Caring for Composite Decking in Winter
Outdoor spaces have a way of making any home feel larger while providing an inviting area for family and friends to gather. When you live in climates that experience extreme heat or extremely cold temperatures, finding the ideal decking material can be a challenge. When you’re challenged by a cold and wet climate, reach for beautiful and incredibly durable composite decking. Preserving your outdoor spaces for many years to come is all about properly caring for composite decking in winter.
What is Composite Decking?
Traditionally, decks are crafted of wood planks. Unfortunately, wood planks are susceptible to rotting, warping and splitting, especially in extreme temperatures. Composite decking offers the look of wood but provides the durability needed to make it suitable in extreme climates. Composite decking is a man-made material that combines wood and plastic to create longer-lasting panels that are easy to care for.
The process of creating the planks involves mixing all the products together, which results in one consistent color throughout the lumber. The consistent coloration throughout makes any scratches minimal in appearance because the same color is below the surface of the board as well. The plastic component can contain one of three different plastics. Understanding the differences can help you choose the right composite decking material for your space.
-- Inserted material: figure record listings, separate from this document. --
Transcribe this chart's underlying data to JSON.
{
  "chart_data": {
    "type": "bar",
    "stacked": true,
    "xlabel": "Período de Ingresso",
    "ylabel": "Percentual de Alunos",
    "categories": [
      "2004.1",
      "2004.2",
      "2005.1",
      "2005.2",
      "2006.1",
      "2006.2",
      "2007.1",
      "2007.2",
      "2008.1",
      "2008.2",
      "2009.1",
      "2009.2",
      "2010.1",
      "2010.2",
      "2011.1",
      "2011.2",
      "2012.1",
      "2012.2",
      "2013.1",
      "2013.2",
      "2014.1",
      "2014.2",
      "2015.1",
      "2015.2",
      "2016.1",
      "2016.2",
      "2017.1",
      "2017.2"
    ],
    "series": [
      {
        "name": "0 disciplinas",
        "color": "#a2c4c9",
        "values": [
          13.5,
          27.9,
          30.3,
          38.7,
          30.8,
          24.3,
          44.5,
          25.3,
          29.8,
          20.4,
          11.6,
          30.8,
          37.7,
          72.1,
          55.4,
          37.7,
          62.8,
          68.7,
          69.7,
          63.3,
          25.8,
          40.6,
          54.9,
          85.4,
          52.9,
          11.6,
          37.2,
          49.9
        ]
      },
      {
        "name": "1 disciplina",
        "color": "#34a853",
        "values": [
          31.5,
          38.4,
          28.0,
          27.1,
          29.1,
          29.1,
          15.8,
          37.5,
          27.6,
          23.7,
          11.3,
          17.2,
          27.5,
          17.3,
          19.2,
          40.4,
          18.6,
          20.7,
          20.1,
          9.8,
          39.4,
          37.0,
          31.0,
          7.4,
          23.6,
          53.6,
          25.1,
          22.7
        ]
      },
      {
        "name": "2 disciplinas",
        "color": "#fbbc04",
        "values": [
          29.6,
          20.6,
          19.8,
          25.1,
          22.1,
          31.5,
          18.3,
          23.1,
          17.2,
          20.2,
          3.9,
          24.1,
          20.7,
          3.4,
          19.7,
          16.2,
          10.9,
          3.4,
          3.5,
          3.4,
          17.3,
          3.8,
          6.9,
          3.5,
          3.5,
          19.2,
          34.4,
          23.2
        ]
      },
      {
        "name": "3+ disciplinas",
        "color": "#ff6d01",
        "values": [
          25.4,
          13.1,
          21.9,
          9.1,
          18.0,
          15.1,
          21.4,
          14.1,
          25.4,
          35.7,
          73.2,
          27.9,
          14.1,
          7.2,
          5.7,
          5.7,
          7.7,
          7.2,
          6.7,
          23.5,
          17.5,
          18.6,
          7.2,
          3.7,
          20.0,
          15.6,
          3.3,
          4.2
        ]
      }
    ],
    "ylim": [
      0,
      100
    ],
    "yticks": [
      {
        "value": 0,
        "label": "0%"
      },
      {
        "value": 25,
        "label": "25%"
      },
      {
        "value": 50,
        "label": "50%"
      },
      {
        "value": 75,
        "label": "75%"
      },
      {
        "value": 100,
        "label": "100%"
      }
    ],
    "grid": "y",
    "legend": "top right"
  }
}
- Polyethylene: This material is by far the most commonly used in composite decking because it is the material used to create soda and water bottles. It does have a tendency to expand and contract slightly in hot and cold temperatures, which may cause the composite decking in winter to get loose or shift slightly.
- Polypropylene: This material has grown in popularity when it comes to the manufacturing of composite wood because it is more tolerant of extreme temperatures. Because it is less likely to expand and contract, it is the ideal choice for composite decking used in climates that experience extreme summers or winters.
- Polyvinyl Chloride: Most often referred to as PVC, this is the least desirable component of the three plastic materials. When this material is used for decking it is not used in conjunction with wood or wood powder. PVC decking is crafted of only plastic, making it too susceptible for breaking in extreme temperatures.
Keeping Your Composite Decking Protected from Snow and Ice
Even with the addition of plastic, composite decking should be properly cared for in the winter months to keep it looking great for many years to come. When a light snowfall and layer of ice are possible, take the time to sweep away any fallen leaves, dirt, or debris in advance of the snow. This will help to prevent the wet debris from leaving stains behind mud, grime, and stains.
Getting Ready for A Winter Storm
When a storm is on the way, a little prep will save from repairs after the event. Start by clipping and trimming any branches that hang over the deck to prevent them from scratching up against boards or falling onto the deck and leaving a dent. Even strong branches above a deck are an opportunity to form icicles that can fall and break on the deck.
With the space surrounding the deck cleared, pack up or cover up all the outdoor furniture and remove light items that may blow away in the storm. If possible, move deck or patio furniture to the garage or a storage shed. Give the whole deck a good sweep to rid the area of any debris.
Using the Right Tools to Clear Away Snow
After the snowfall is over or the storm has passed, you’ll likely have a layer of snow and possibly ice on the deck and railings. Before you reach for your shovel and start plowing away the snow, consider the potential damage that shovel gauges could cause when you reach that final layer. The plastic component of composite decking protects it against the moisture of the snow, so you don’t have to worry about warping from moisture exposure.
Save the shovel for the driveway and reach for a soft broom instead. Sweep away any light snow. If you hit a layer of dense snow or ice underneath, use a calcium chloride ice melt product to get rid of anything the broom didn’t clear. Should the de-icer leave a white residue on the boards, use a mild soap and water to rinse the residue away and make your composite decking look like new again. If you absolutely must use a shovel, make sure to use a plastic shovel with the flex needed to avoid scratching the decking.
Inspecting Composite Decking for Damage
Even with all the proper preparations, there is a chance that some damage occurred during the storm. With the deck cleared, take a moment to perform a quick inspection of the material. Keep your eyes open for any cracks, areas the composite is peeling, or loose screw boards that may need refastened to the joists below. If you do notice any damage, take the time between storms to make a quick repair to prevent the situation from getting worse with subsequent storms. A few simple touchup materials can help you mend any small scratches or chips that do occur.
Composite wood isn’t just a popular choice for decking, it is also used to craft strong and incredibly durable outdoor furniture as well. Whether you are refurbishing an existing deck or building a new deck, choosing composite decking is a great way to get the traditional look you want while keeping the outdoor space low maintenance.